Piezoelectric materials experience stresses due to voltage differences. To properly use a composite material, the material axes must be defined in the Element Definition dialog. The piezoelectric material properties are listed below. Depending on the element type, analysis type and loads, not all the material properties may be required. In addition to these properties, it may be necessary to define some Isotropic Material Properties.
This is the value of the modulus of elasticity in the direction in which the material is polarized. The modulus of elasticity is the slope of the stress versus strain curve of a material until the proportionality limit. It is also referred to as the Young's modulus of a material. The polarization of the piezoelectric material is assumed to be along the local 3 direction of the material. This is only applicable for the piezoelectric material model. This is required for all structural analyses.
This is the value of the modulus of elasticity in the transverse direction of the material. The modulus of elasticity is the slope of the stress versus strain curve of a material until the proportionality limit. It is also referred to as the Young's modulus of a material. The piezoelectric material model assumes equivalent properties along the local 1 and 2 directions transverse to the polarization direction. This is only applicable for the piezoelectric material model. This is required for all structural analyses.
The transverse charge coefficient, d31, is the ratio of the strain induced in the local 1 direction divided by the applied electric field in the local 3 direction, the direction of polarization. This is only applicable for the piezoelectric material model. This is required for all structural analyses.
The longitudinal charge coefficient, d33, is the ratio of the strain induced in the local 3 direction divided by the applied electric field in the local 3 direction, the direction of polarization. This is only applicable for the piezoelectric material model. This is required for all structural analyses.
The shear charge coefficient, d15, is the ratio of the induced shear strain divided by the applied electric field in the local 1 direction, perpendicular to the direction of polarization. This is only applicable for the piezoelectric material model. This is required for all structural analyses.
You can manually define the 21 elastic coefficients of the stiffness matrix. The coefficients are all input in the local direction. This is only applicable for the general piezoelectric material model. This is required for all structural analyses.

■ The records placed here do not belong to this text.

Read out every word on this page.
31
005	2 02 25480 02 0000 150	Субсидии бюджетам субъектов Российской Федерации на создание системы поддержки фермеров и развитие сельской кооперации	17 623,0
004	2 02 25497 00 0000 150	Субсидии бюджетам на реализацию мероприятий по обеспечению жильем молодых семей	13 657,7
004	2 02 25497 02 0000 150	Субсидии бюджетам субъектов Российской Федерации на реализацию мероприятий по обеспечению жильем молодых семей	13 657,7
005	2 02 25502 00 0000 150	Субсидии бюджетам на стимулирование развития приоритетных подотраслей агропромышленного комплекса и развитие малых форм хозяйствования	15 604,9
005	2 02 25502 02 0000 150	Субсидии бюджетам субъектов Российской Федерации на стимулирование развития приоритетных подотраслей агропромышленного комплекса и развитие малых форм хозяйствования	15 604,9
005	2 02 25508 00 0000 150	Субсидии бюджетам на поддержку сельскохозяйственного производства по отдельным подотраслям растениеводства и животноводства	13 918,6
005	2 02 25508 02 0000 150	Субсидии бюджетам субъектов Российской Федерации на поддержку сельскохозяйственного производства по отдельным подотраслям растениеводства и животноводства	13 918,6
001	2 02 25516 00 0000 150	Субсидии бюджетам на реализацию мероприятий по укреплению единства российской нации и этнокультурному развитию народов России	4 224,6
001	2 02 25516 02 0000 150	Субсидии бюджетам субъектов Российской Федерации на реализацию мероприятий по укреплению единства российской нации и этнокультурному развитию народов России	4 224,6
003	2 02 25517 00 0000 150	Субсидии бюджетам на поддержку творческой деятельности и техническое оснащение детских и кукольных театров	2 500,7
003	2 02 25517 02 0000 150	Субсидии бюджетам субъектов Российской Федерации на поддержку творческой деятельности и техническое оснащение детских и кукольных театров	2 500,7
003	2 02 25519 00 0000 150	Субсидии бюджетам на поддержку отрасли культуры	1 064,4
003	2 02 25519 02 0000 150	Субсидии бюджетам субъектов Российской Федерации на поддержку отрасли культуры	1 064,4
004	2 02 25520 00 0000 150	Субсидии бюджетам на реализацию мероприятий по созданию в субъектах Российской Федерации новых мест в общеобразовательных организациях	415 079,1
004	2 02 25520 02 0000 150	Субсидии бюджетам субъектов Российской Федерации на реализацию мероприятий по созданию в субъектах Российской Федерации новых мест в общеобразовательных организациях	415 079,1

The piezoelectric matrix relates the stresses induced in the piezoelectric material to the applied electric field using the relation: {S}=[e]{E}, where {S} is the induced stress, [e] is the piezoelectric matrix and {E} is the electric field. The order of the stresses in {S} is S11, S22, S33, S12, S23, S13. The electric field components E1, E2, and E3 are relative to the local material axes. This is only applicable for the general piezoelectric material model. This is required for all structural analyses.